String Quartet No.4 in a minor dates from the 1971. It is in three movements. The two outer movements are quite substantial, the lyrical and calm middle movement is shorter. While the Third Quartet was essentially positive and optimistic, No.4 is overall of a darker hue. And while there are many tempo and mood changes, the work is by and large melancholy and restless It opens with a  Largo rubato introduction in which the viola alone presents the main subject in a lengthy solo before the others join in. The tempo goes from sostenuto to moderato to allegretto to energico to dramatico and then agitato as Filippenko gradually builds tension and momentum at at times releasing it. The middle movement, an Adagio, is muted. It can be said from a mood standpoint to be shaped in an arc. It begins quietly, with a calm lyricism but as it proceeds to the middle the temperature rises first to risoluto, then allegretto and finally allegro before it subsides and closes adagio. The finale, Allegretto, begins in unusual fashion with three upper voices strumming away pizzicato like some giant guitar while the cello introduces a Ukrainian folk tune which slowly speeds up and becomes a wild and exciting dance.

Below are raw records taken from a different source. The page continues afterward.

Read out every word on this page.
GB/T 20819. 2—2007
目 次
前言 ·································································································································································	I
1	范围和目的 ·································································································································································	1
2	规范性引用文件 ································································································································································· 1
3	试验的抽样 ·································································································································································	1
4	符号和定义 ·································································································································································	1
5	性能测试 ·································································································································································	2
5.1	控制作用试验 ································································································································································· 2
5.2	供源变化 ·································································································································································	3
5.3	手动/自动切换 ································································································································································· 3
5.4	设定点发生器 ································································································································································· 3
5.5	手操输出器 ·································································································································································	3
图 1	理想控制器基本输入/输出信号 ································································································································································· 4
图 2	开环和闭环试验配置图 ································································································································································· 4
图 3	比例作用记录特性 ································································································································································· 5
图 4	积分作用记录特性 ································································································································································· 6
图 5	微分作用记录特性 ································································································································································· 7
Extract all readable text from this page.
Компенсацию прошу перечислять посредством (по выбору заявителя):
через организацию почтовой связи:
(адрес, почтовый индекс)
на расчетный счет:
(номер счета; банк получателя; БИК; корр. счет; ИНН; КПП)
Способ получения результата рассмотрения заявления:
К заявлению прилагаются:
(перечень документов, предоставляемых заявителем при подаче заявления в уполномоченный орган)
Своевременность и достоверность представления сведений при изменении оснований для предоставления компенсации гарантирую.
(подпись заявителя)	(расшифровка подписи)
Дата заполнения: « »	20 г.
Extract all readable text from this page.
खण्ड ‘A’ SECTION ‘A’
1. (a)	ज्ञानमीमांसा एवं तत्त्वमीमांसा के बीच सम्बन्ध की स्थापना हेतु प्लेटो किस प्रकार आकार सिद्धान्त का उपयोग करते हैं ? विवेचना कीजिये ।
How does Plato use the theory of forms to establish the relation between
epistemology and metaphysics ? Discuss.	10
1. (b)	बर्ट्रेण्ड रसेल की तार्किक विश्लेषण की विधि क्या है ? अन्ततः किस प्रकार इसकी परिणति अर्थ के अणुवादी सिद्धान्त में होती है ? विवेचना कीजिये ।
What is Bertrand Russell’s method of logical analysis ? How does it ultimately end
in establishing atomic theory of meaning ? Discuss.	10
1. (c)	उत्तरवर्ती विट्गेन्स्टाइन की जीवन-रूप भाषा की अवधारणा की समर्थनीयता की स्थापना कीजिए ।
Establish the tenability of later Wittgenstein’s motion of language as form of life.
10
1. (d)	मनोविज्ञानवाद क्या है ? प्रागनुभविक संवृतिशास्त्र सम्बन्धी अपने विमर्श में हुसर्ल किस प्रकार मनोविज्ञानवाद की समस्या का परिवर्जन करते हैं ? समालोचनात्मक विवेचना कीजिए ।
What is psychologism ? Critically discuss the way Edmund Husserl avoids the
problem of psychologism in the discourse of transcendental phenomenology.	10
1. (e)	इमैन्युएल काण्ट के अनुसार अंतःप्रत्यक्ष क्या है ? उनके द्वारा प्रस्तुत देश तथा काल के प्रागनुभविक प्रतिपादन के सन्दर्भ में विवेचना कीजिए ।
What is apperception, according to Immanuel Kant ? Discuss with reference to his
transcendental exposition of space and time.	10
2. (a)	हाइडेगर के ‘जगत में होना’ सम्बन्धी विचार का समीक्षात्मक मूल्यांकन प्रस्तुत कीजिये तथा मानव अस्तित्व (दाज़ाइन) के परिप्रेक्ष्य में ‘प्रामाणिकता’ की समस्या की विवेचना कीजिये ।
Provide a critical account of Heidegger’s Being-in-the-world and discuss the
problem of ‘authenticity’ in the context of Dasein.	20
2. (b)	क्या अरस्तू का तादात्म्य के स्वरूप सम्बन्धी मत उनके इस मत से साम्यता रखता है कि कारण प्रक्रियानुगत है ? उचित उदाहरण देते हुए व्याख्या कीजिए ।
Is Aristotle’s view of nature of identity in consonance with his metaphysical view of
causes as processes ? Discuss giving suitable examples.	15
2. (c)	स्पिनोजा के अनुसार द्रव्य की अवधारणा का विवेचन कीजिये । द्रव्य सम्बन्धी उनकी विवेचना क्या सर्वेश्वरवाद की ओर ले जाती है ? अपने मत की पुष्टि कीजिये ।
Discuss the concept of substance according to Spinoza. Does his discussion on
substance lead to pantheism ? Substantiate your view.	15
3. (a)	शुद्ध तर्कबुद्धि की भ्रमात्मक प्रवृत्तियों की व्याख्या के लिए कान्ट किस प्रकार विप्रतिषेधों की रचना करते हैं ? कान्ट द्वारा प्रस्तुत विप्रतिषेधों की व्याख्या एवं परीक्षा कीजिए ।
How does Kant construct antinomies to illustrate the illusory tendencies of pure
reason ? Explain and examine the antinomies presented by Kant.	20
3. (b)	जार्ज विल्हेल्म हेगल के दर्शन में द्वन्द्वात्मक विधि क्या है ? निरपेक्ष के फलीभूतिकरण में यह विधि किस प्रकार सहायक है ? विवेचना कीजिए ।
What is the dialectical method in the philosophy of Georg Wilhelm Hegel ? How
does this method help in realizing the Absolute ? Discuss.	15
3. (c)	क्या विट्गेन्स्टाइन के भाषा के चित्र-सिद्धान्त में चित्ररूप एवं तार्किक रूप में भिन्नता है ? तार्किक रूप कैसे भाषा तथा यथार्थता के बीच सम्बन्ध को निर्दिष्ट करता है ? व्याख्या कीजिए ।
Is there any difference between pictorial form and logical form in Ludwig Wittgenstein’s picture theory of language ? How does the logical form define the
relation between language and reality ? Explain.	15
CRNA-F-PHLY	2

This is another master quartet. We warmly recommend and encourage professional groups to offer this highly original and convincing work. While this is hardly a work for beginners, experienced and accomplished amateur players should manage it without difficulty. We wish to thank Stefan Hlouschko who kindly made a copy of the score available to us. The quartet has been carefully edited and corrected by senior editors Tomasz Golinski and Raymond Silvertrust.